Here’s another example from one of the most high-tech companies in the world: Amazon. We know that the company is experimenting with cashless “Amazon Go” convenience stores, where you just pick up goods and have the price debited from your Prime account through your mobile phone. This is the area where automation is most acute, and because we see it directly, we think it’s occurring throughout the economy.
But on a much larger scale, Amazon is turning to an old standby to reduce labor costs: outsourcing. Hundreds of thousands of Amazon’s 2.5 million third-party sellers are suspended from the site or dealing with problems at any one time. The entire process for dealing with this has been outsourced to low-wage countries like India and Costa Rica.
Elsewhere, Amazon has tens of thousands of (outsourced independent contractor) drivers delivering packages to people’s homes and their car trunks, and moving to one-day shipping has put more of them on the road. This is slower-productivity manual work, relative to staffing an Amazon Go store where customers stock up. It’s just not consistent with a claim of widespread automation.
So why is overall productivity slowing? Is it trade policy, as Warren pointed out? Yes, outsourcing is a big part of the picture. But the real answer lies in something that Warren discussed later on in the debate: economic concentration.
If you are a dominant player in your market, you don’t need to invest in your business to maintain your share of customers. You “build a moat around your business,” as Warren Buffett is fond of saying, and that prevents competitors from crossing. This defeats the automation story by itself. Why would a dominant company invest in retooling equipment if it doesn’t need to? Especially as financial markets and executive compensation are guided by short-term profits, taking the capital expenditure hit to automate doesn’t seem necessary.
Indeed, the anomaly of the past few years, relatively unprecedented in economic history, is that investment remains relatively low while pre-tax profits have been at record highs. Incumbents don’t need to invest, and would-be competitors are afraid to, because they feel like it won’t be effective to dislodge the market leader. Investors are actually stumped about where to put their money, despite enormous social and economic problems throughout the country.
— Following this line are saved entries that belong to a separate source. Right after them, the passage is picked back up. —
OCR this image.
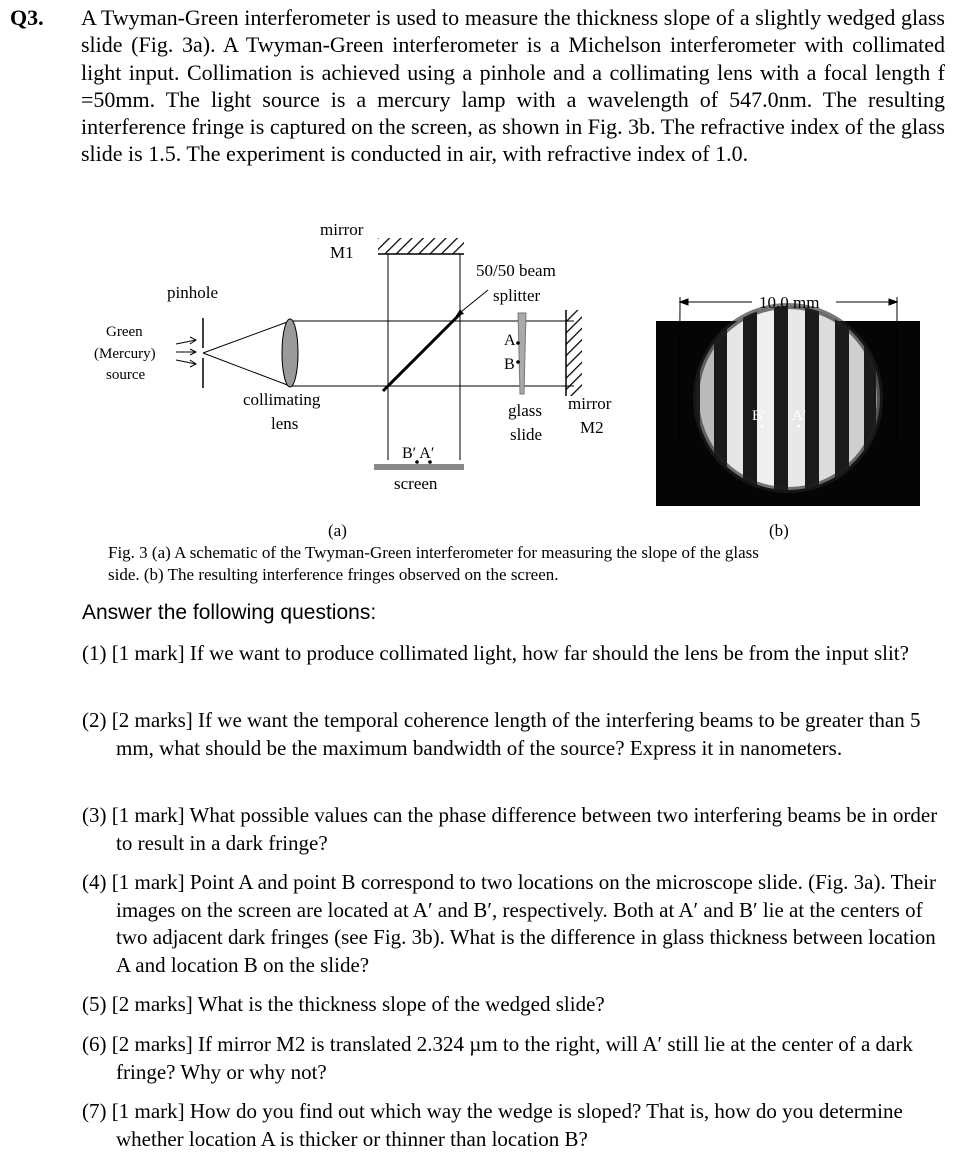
Q3. A Twyman-Green interferometer is used to measure the thickness slope of a slightly wedged glass slide (Fig. 3a). A Twyman-Green interferometer is a Michelson interferometer with collimated light input. Collimation is achieved using a pinhole and a collimating lens with a focal length f =50mm. The light source is a mercury lamp with a wavelength of 547.0nm. The resulting interference fringe is captured on the screen, as shown in Fig. 3b. The refractive index of the glass slide is 1.5. The experiment is conducted in air, with refractive index of 1.0.
mirror
M1
50/50 beam
splitter
pinhole
Green
(Mercury)
source
collimating
lens
A
B
glass
slide
mirror
M2
B′ A′
screen
B′ A′
10.0 mm
(a)	(b)
Fig. 3 (a) A schematic of the Twyman-Green interferometer for measuring the slope of the glass
side. (b) The resulting interference fringes observed on the screen.
Answer the following questions:
(1) [1 mark] If we want to produce collimated light, how far should the lens be from the input slit?
(2) [2 marks] If we want the temporal coherence length of the interfering beams to be greater than 5 mm, what should be the maximum bandwidth of the source? Express it in nanometers.
(3) [1 mark] What possible values can the phase difference between two interfering beams be in order to result in a dark fringe?
(4) [1 mark] Point A and point B correspond to two locations on the microscope slide. (Fig. 3a). Their images on the screen are located at A′ and B′, respectively. Both at A′ and B′ lie at the centers of two adjacent dark fringes (see Fig. 3b). What is the difference in glass thickness between location A and location B on the slide?
(5) [2 marks] What is the thickness slope of the wedged slide?
(6) [2 marks] If mirror M2 is translated 2.324 µm to the right, will A′ still lie at the center of a dark fringe? Why or why not?
(7) [1 mark] How do you find out which way the wedge is sloped? That is, how do you determine whether location A is thicker or thinner than location B?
It’s hard to get a return in a low-growth, low-investment, monopolistic economy.
This has created other ruptures in the social fabric as well, of course, in particular soaring inequality by class and by region, lower quality of service (why improve the product if it’s the only one on the shelf), and an economy dominated by financialization and short-term profits. This was also discussed last night, in a section that showed many candidates capable of tackling what’s truly holding down the economy. Sanders’s recent plan to establish market share thresholds for mergers, and Warren’s vows to break up large firms that distort markets, approaches the answer here. Public options and white-collar crime enforcement would also help. But it’s not a robot story; it’s an oligarch story.